Geneva has replaced hope in the equation of despair of the Middle East. Suddenly, therefore, everyone has woken up. There is forty percent support in Israel and Palestine. Stubborn opposition of extremists in the two camps persists, because they know that the hope of Geneva is the alternative to religious extremism, which is killing us all in the name of everlasting life.

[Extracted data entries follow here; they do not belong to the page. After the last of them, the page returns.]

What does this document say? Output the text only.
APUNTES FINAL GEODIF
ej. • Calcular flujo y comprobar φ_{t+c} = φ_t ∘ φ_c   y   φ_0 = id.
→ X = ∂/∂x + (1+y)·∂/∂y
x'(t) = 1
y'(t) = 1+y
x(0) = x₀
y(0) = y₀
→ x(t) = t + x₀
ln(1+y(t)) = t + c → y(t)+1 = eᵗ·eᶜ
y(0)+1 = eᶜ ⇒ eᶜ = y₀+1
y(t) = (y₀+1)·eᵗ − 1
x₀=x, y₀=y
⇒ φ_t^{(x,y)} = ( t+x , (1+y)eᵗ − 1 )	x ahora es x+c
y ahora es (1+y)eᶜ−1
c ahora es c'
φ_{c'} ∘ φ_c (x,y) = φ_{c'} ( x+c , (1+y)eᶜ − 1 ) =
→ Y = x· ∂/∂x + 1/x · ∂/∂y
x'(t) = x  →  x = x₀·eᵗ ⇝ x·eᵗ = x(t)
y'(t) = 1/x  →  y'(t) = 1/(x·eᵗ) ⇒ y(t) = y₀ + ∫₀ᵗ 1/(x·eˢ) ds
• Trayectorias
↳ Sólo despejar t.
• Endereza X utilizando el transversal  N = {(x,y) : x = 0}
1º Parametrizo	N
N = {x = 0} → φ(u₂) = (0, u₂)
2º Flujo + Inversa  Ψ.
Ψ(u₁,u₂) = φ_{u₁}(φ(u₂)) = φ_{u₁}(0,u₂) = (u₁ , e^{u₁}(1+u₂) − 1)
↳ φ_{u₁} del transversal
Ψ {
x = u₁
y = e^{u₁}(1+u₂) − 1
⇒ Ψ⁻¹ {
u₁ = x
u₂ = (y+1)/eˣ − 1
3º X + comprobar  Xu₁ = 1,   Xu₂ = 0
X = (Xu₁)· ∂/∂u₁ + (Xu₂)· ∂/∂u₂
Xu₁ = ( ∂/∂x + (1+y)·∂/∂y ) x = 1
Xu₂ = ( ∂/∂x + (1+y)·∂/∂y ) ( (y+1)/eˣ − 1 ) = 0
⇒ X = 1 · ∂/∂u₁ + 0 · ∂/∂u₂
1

Therefore, the international community has woken up and embraced us — since Geneva is the hope of the region and of the whole world for political stability and for the future of mutual peacemaking and respect.

The next stages are absolutely clear to me. Geneva must become an integral part of the international formula — like 242 and 338. Geneva must be the political declaration that the mass of citizens on both sides demand from their leadership. Not a fence of illusions, not the terrorism of murders and heartless deviants, not one-sided separation and not empty words from an old leadership that has no future here. Geneva is against all this terrible despair. Geneva is for the great hope. We will again say yes to the agreement and, this time, we will do all we can to be successful.

— Avraham Burg was speaker of Israel’s Knesset from 1999 to 2003 and is a former chairman of the Jewish Agency for Israel. He is currently a Labor Party Knesset member.